To Talk to an NALTC representative call: 931-582-4161

About NALTC

HISTORY OF NALTC

After working as a journeyman lineman for the past forty-three years, Founder/Instructor Gary Roberts recognized the desperate need for quality trained apprentice linemen. The idea for North American Lineman Training Center was really a natural progression from Gary having worked in the field throughout the years, to teaching those who would pursue a career as an apprentice lineman at NALTC. With the promise and commitment to preserving the name of excellence to a trade started many years ago, and still in great demand today, he made the decision to go forward with the North American Lineman Training Center.

NALTC occupies a total of approximately 20 acres, with a 2,400 square foot building, built in September of 2006, as the indoor training facility, and a 1,600 square foot building, built in March of 2007, which houses the main office and two classrooms. The latest addition to the training area, is a new stand-alone Lineman Classroom, which is approximately 1400 square feet. The field training yard occupies the balance of land across from the three buildings.

As North American Lineman Training Center’s student enrollment continues to grow, we look forward to expanding our facilities and hiring more instructors in order to meet this demand.

HISTORY OF THE LINEMAN

With the introduction of the telegraph in the 1840s, and the invention of the telephone in the 1870s, there came a need for men to expand the distance of communication by putting up poles and stringing wire across them. The word, “lineman”, was acquired to refer to these men. Between the 1890s and the 1930s, and the advent of electric power as a useful form of energy, this job was considered to be one of the most hazardous of occupations. Many would lose their lives due to electrocution and because there wasn’t adequate training for this job.

In the 1930s, many linemen traveled around from job to job, and became known as “boomers”. They were known as risk–takers, and hard workers, with a strong sense of pride in their work. They would often make enough money to live on for a few months and then “boom out” somewhere else on a new job. The formation of labor organizations, like the International Brotherhood of Electrical Workers, was developed to represent the workers and advocate for their safety.  Better tools, safety procedures, and safety equipment were introduced and implemented, along with the need for a “lineman apprenticeship training” program.
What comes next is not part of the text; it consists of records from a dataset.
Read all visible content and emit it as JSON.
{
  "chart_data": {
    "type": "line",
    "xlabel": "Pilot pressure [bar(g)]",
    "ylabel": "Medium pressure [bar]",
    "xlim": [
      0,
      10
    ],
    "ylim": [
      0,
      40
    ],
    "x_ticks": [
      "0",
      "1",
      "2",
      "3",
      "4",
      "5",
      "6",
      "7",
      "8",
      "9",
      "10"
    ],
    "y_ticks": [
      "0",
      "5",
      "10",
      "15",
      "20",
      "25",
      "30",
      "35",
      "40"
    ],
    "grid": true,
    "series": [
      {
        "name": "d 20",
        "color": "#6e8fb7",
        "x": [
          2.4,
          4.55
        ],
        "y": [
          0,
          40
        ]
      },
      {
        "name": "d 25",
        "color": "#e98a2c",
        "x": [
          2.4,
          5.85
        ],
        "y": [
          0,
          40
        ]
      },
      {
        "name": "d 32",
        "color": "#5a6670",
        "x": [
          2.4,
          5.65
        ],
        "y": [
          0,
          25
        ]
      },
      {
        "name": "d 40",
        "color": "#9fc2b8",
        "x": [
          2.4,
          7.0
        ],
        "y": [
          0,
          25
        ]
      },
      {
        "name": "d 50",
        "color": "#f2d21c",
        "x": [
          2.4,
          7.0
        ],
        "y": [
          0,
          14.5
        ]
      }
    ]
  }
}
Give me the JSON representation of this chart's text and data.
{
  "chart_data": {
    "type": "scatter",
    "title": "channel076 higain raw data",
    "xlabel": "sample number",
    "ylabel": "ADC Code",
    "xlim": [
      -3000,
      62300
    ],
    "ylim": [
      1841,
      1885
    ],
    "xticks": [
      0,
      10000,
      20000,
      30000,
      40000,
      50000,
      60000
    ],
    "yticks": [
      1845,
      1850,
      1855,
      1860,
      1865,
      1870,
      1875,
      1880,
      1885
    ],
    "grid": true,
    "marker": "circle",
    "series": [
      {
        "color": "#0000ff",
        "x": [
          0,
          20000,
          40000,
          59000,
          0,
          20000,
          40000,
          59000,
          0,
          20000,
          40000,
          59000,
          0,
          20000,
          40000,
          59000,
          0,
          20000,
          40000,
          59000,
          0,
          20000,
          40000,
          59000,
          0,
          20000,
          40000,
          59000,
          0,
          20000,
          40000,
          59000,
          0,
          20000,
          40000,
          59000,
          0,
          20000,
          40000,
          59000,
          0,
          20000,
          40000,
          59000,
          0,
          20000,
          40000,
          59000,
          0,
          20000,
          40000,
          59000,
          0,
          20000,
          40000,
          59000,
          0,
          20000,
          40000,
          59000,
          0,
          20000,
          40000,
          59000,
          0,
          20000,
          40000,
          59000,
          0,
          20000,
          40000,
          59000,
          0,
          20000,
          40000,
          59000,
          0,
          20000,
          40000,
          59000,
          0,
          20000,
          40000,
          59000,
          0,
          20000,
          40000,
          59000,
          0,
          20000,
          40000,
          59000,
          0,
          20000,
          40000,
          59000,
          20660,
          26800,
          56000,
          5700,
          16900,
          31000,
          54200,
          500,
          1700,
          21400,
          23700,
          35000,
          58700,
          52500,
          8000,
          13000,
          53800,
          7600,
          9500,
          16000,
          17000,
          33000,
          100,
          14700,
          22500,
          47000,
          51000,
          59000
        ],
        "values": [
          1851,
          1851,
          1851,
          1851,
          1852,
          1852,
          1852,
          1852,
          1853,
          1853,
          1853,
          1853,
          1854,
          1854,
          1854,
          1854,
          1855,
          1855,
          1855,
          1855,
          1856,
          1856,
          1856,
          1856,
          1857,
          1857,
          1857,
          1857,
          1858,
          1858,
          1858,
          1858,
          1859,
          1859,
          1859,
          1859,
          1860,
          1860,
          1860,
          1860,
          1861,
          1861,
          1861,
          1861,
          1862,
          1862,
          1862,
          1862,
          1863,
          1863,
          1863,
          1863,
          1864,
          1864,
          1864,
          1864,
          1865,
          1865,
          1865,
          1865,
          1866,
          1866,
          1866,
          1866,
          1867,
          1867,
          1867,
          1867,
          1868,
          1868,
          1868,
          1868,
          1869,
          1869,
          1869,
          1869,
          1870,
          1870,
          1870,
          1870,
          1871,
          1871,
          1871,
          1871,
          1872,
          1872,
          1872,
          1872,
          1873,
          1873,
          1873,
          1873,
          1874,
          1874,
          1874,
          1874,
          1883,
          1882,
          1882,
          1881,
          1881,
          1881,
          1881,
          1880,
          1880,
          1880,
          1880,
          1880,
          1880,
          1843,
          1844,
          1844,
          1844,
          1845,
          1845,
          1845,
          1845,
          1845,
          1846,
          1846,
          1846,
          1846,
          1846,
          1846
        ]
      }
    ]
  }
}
By the 1950s, not only did the lineman work on wood poles to deliver power to customers, but the “underground” was becoming a popular method of power delivery to customers as well, adding to the already complex job of a lineman. Today, the term “lineman” has evolved to include a wide array of job possibilities all over the world. Working conditions have improved to include better tools, equipment, vehicles, and training. Many rules, standards, and procedures regarding safety have been incorporated into this occupation, making it a much more safe environment to work in.

Linemen have always taken pride in their work and continue to strive to be first rate in this trade. They remain heroes to the community in times of outages, and remain dedicated to keeping the legacy of the pioneering linemen before them alive.

Area Info

North American Lineman Training Center is located in rural Tennessee, about 50 miles west of Nashville, and about 160 miles east of Memphis. The beautiful hilly terrain is lush and green in the spring and summer, changing to the beautiful autumn colors of the fall season. Tennessee is abundant in State Parks, rivers, and lakes; so if you like hunting, hiking, camping, canoeing, white-water rafting, boating, water-skiing, snow skiing, horseback riding or golfing, you have found your niche. Montgomery Bell State Park, Kentucky and Percy Priest Lakes, and the Tennessee and Harpeth Rivers are all within an hour's drive. Also, McEwen has a golf course for your convenience, or you can check out the other golf courses in the surrounding area as close as twenty minutes from town.

Being known as the ‘Home of Country Music’, Nashville is just an hour away where you can enjoy the sounds of some of the best country singers at the various venues in town including the Gaylord Entertainment Center. You can also witness stars in the making as newcomers perform at the famous Bluebird Café. Visit ‘The Grand Ole Opry’ located next to Opry Mills Shopping Center, the Country Music Hall of Fame and Museum, The Ryman Auditorium, Music Row, or the famous ‘Printer’s Alley’ for nightlife and dining. Don’t forget to visit Loretta Lynn’s Dude Ranch at Hurricane Mills. Sports fans can enjoy the games of our home teams, the Tennessee Titans football team, the Predators hockey team, or the Nashville Sounds baseball.

Over the weekend, you might want to take a trip to Memphis and visit Elvis Presley’s Graceland or the famous Beale Street, home of the Blues, just two and a half hours away. Sports fans will enjoy watching the Memphis Grizzlies, Redbirds or Riverkings sports teams in action. On another weekend you might want to drive the opposite direction to East Tennessee to Knoxville, home to the UT Vols, visit Dolly Parton’s Dollywood in Pigeon Forge or drive on in to Gatlinburg and the Great Smoky Mountains.

You will most certainly enjoy attending The North American Lineman Training Center with its peaceful rural setting and hometown flavor here in Middle Tennessee. Plan to enjoy your stay here with plenty of things to do on your days off if you choose, or you might just want to relax and enjoy the fresh air and countryside that our area has to offer you.